NMN is one of a number of options that can be used to treat the loss of NAD+ in older individuals. While this approach doesn't address any of the causes of aging, meaning the rising levels of molecular damage that take throughout the body, it does serve to boost mitochondrial function. Mitochondrial function is well known to falter with age, and researchers consider this important in a range of age-related conditions. The evidence to date suggests that enhancing NAD+ levels may to some degree diminish measures of aging. To pick one recent example from the data, a small human trial of nicotinamide riboside, another of the options to raise NAD+ levels, demonstrated a reduction in blood pressure in hypertensive older patients.

One of the best studied anti-aging treatments is a diet reduced in calories, yet high enough in nutrients to avoid malnutrition.
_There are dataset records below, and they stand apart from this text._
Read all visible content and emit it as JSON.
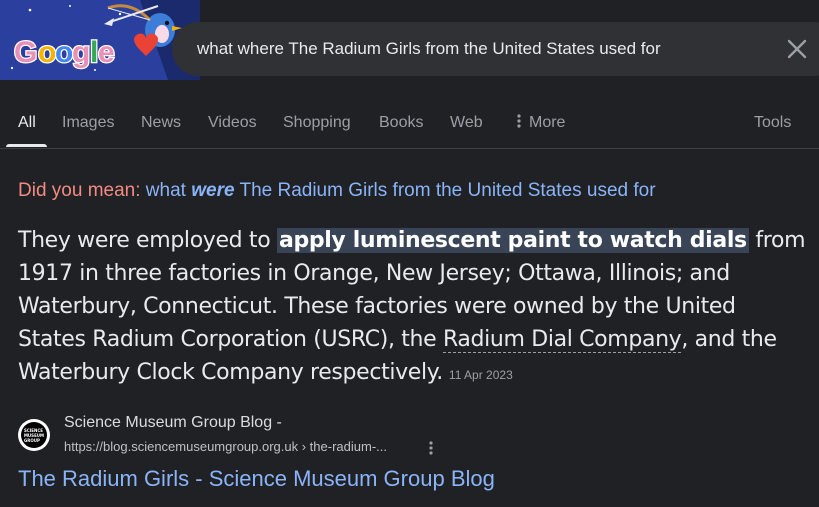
{
  "search": {
    "query": "what where The Radium Girls from the United States used for"
  },
  "tabs": [
    {
      "label": "All",
      "active": true
    },
    {
      "label": "Images"
    },
    {
      "label": "News"
    },
    {
      "label": "Videos"
    },
    {
      "label": "Shopping"
    },
    {
      "label": "Books"
    },
    {
      "label": "Web"
    },
    {
      "label": "More"
    }
  ],
  "tools_label": "Tools",
  "did_you_mean": {
    "label": "Did you mean:",
    "before": "what ",
    "correction": "were",
    "after": " The Radium Girls from the United States used for"
  },
  "snippet": {
    "part1": "They were employed to ",
    "highlight": "apply luminescent paint to watch dials",
    "part2": " from 1917 in three factories in Orange, New Jersey; Ottawa, Illinois; and Waterbury, Connecticut. These factories were owned by the United States Radium Corporation (USRC), the ",
    "link": "Radium Dial Company",
    "part3": ", and the Waterbury Clock Company respectively.",
    "date": "11 Apr 2023"
  },
  "result": {
    "site_name": "Science Museum Group Blog -",
    "url": "https://blog.sciencemuseumgroup.org.uk › the-radium-...",
    "title": "The Radium Girls - Science Museum Group Blog",
    "favicon_text": "SCIENCE\nMUSEUM\nGROUP"
  },
  "doodle": {
    "logo_text": "Google"
  },
  "colors": {
    "background": "#202124",
    "search_box": "#303134",
    "link": "#8ab4f8",
    "did_you_mean": "#f28b82",
    "highlight": "#394457"
  },
  "icons": {
    "clear": "close-icon",
    "more": "more-vert-icon",
    "result_menu": "more-vert-icon"
  }
}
Known as calorie restriction (CR), this dietary regimen provides irrefutable evidence of the importance of metabolism in the aging process. While CR has been studied extensively and even tested in human trials, long term adherence to a CR dietary regimen is extremely difficult for most individuals to maintain.

One method to achieve the benefits of CR for everyone would be to administer compounds which act as "CR mimetics". A major metabolic signaling molecule that we and others have shown to exhibit significant declines with increasing age is NAD+. Importantly, CR reverses the age-related decline of bioavailable NAD+. This key metabolite plays a crucial role in regulating the activity of many important signaling molecules involved in age-related diseases.

However, feeding or administering NAD+ directly to organisms is not a practical option. The NAD+ molecule cannot readily cross cell membranes to enter cells, and therefore would be unavailable to positively affect metabolism. Instead, precursor molecules to NAD+ must be used to increase bioavailable levels of NAD+. Recently, we have shown that by administering the NAD+ precursor NMN (Nicotinamide Mononucleotide) in drinking water to older mice, NAD+ levels were restored to those normally associated with younger healthy animals. By administering NMN to mice for just one week, our lab demonstrated a robust correction in age-associated metabolic dysfunction and restored muscle mitochondrial function in old mice to levels seen in younger control mice.

Although the restorative properties of NMN treatment drive many of the same cellular signaling pathways which underlie CR, trials of greater than one week or two months are needed to properly evaluate whether NMN can reverse the aging process. Starting with mice that are 20 months old (roughly equivalent to a 50 year old human), longer-term NMN treatments will be applied in order to restore levels of cellular NAD+ to those found in youthful mice. Along with a large cohort of normal mice, we will also use a cohort of our novel genetically engineered mouse, termed the ICE mouse (Induced Changes In Epigenome). These ICE mice manifest an accelerated aging phenotype.

Your donations will not only allow us to purchase the materials necessary to perform this experiment, but also pave the way for human clinical trials aimed at showing, for the first time, that we can actually slow down human aging. We find ourselves at a turning point in history, and together we have the chance to accelerate technologies that will allow us to live healthfully at any age. This is a future that is coming, and whether it arrives in our lifespan or only for future generations is up to us.